The Music Industry: Doomed, Or Merely Screwed?

Brian Raftery | March 21, 2007 11:41 am

Today’s Wall Street Journal features a page-one story about the spiraling steam of higgeldy-piggeldy that is the music industry. The short synopsis is something like this: We’re all doomed, so get out while you can and start working in a field that promises more longevity, like dog-walking or mine-sweeping. But for those of you interested in the nuts and bolts of the story, we have a handy Q&A:

Q: So why is this story front-page news? Hasn’t the industry been in decline for years? A: True dat. But the first quarter of this year is one of the worst of the Soundscan era, with compact-disc sales down 20 percent from last year.

Q: Compact whats are down where now? A: We know, we know–CDs hardly seem in vogue these days, especially in the land of MP3 blogs. But compact discs still account for more than 85 percent of all music sales, and while digital purchases of individual songs are up from last year, that’s not enough to offset the losses from declining CD revenue.

Q: But everyone in the world bought the Shins and Arcade Fire albums! Those bands are, like, famous! A: While their albums may have debuted in the top 10, that’s not a tough feat these days. As the article notes: “One week, American Idol runner-up Chris Daughtry’s rock band sold just 65,000 copies of its chart-topping album; another week, the Dreamgirls movie soundtrack sold a mere 60,000. As recently as 2005, there were many weeks when such tallies wouldn’t have been enough to crack the top 30 sellers. In prior years, it wasn’t uncommon for a No. 1 record to sell 500,000 or 600,000 copies a week.” Meanwhile, one billion songs are traded on file-sharing sites each month.

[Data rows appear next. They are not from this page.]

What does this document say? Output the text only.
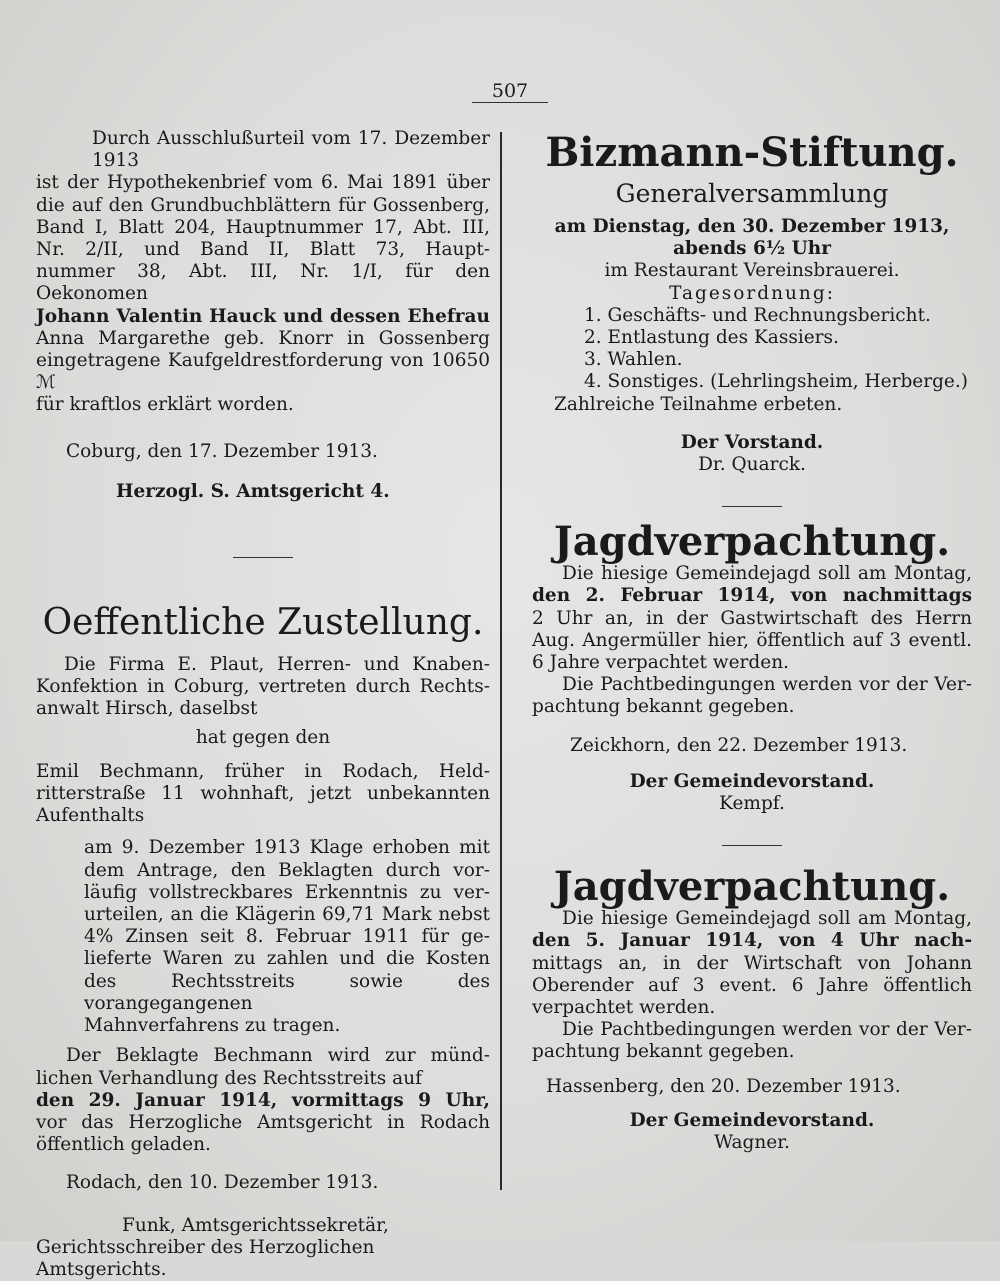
507

Durch Ausschlußurteil vom 17. Dezember 1913

ist der Hypothekenbrief vom 6. Mai 1891 über

die auf den Grundbuchblättern für Gossenberg,

Band I, Blatt 204, Hauptnummer 17, Abt. III,

Nr. 2/II, und Band II, Blatt 73, Haupt-

nummer 38, Abt. III, Nr. 1/I, für den Oekonomen

Johann Valentin Hauck und dessen Ehefrau

Anna Margarethe geb. Knorr in Gossenberg

eingetragene Kaufgeldrestforderung von 10650 ℳ

für kraftlos erklärt worden.

Coburg, den 17. Dezember 1913.

Herzogl. S. Amtsgericht 4.

Oeffentliche Zustellung.

Die Firma E. Plaut, Herren- und Knaben-

Konfektion in Coburg, vertreten durch Rechts-

anwalt Hirsch, daselbst

hat gegen den

Emil Bechmann, früher in Rodach, Held-

ritterstraße 11 wohnhaft, jetzt unbekannten

Aufenthalts

am 9. Dezember 1913 Klage erhoben mit

dem Antrage, den Beklagten durch vor-

läufig vollstreckbares Erkenntnis zu ver-

urteilen, an die Klägerin 69,71 Mark nebst

4% Zinsen seit 8. Februar 1911 für ge-

lieferte Waren zu zahlen und die Kosten

des Rechtsstreits sowie des vorangegangenen

Mahnverfahrens zu tragen.

Der Beklagte Bechmann wird zur münd-

lichen Verhandlung des Rechtsstreits auf

den 29. Januar 1914, vormittags 9 Uhr,

vor das Herzogliche Amtsgericht in Rodach

öffentlich geladen.

Rodach, den 10. Dezember 1913.

Funk, Amtsgerichtssekretär,

Gerichtsschreiber des Herzoglichen Amtsgerichts.

Bizmann-Stiftung.

Generalversammlung

am Dienstag, den 30. Dezember 1913,

abends 6½ Uhr

im Restaurant Vereinsbrauerei.

Tagesordnung:

1. Geschäfts- und Rechnungsbericht.

2. Entlastung des Kassiers.

3. Wahlen.

4. Sonstiges. (Lehrlingsheim, Herberge.)

Zahlreiche Teilnahme erbeten.

Der Vorstand.

Dr. Quarck.

Jagdverpachtung.

Die hiesige Gemeindejagd soll am Montag,

den 2. Februar 1914, von nachmittags

2 Uhr an, in der Gastwirtschaft des Herrn

Aug. Angermüller hier, öffentlich auf 3 eventl.

6 Jahre verpachtet werden.

Die Pachtbedingungen werden vor der Ver-

pachtung bekannt gegeben.

Zeickhorn, den 22. Dezember 1913.

Der Gemeindevorstand.

Kempf.

Jagdverpachtung.

Die hiesige Gemeindejagd soll am Montag,

den 5. Januar 1914, von 4 Uhr nach-

mittags an, in der Wirtschaft von Johann

Oberender auf 3 event. 6 Jahre öffentlich

verpachtet werden.

Die Pachtbedingungen werden vor der Ver-

pachtung bekannt gegeben.

Hassenberg, den 20. Dezember 1913.

Der Gemeindevorstand.

Wagner.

Q: Wow. By the way, don’t you find some of the lyrics on that new Arcade Fire pretty lacking? I mean, “I’m standing on a stage/Of fear and self-doubt/It’s a hollow play/But they’ll clap anyway”? That’s supposed to be deep? It’s like people are afraid to admit that it’s just pretty good, not spellbinding. A: Yeah.

Q: Okay, so how are artists supposed to make money? A: By peddling lots of extra crap:

Jeff Rabhan, who manages artists and music producers including Jermaine Dupri, Kelis and Elliott Yamin, says CDs have become little more than advertisements for more-lucrative goods like concert tickets and T-shirts. “Sales are so down and so off that, as a manager, I look at a CD as part of the marketing of an artist, more than as an income stream,” says Mr. Rabhan. “It’s the vehicle that drives the tour, the merchandise, building the brand, and that’s it. There’s no money.”

Q: Ouch. Okay, but labels still sell a lot of CDs through those big chains, right? A: For now. But the article notes that “Best Buy has been quietly reducing the floor space it dedicates to music,” meaning that even the big-box retailers might be growing tired of music’s diminising returns.

Q: [Silence] A: Hello?

Q: Oh, sorry–I was torrenting that new LCD record. A: It’s so good!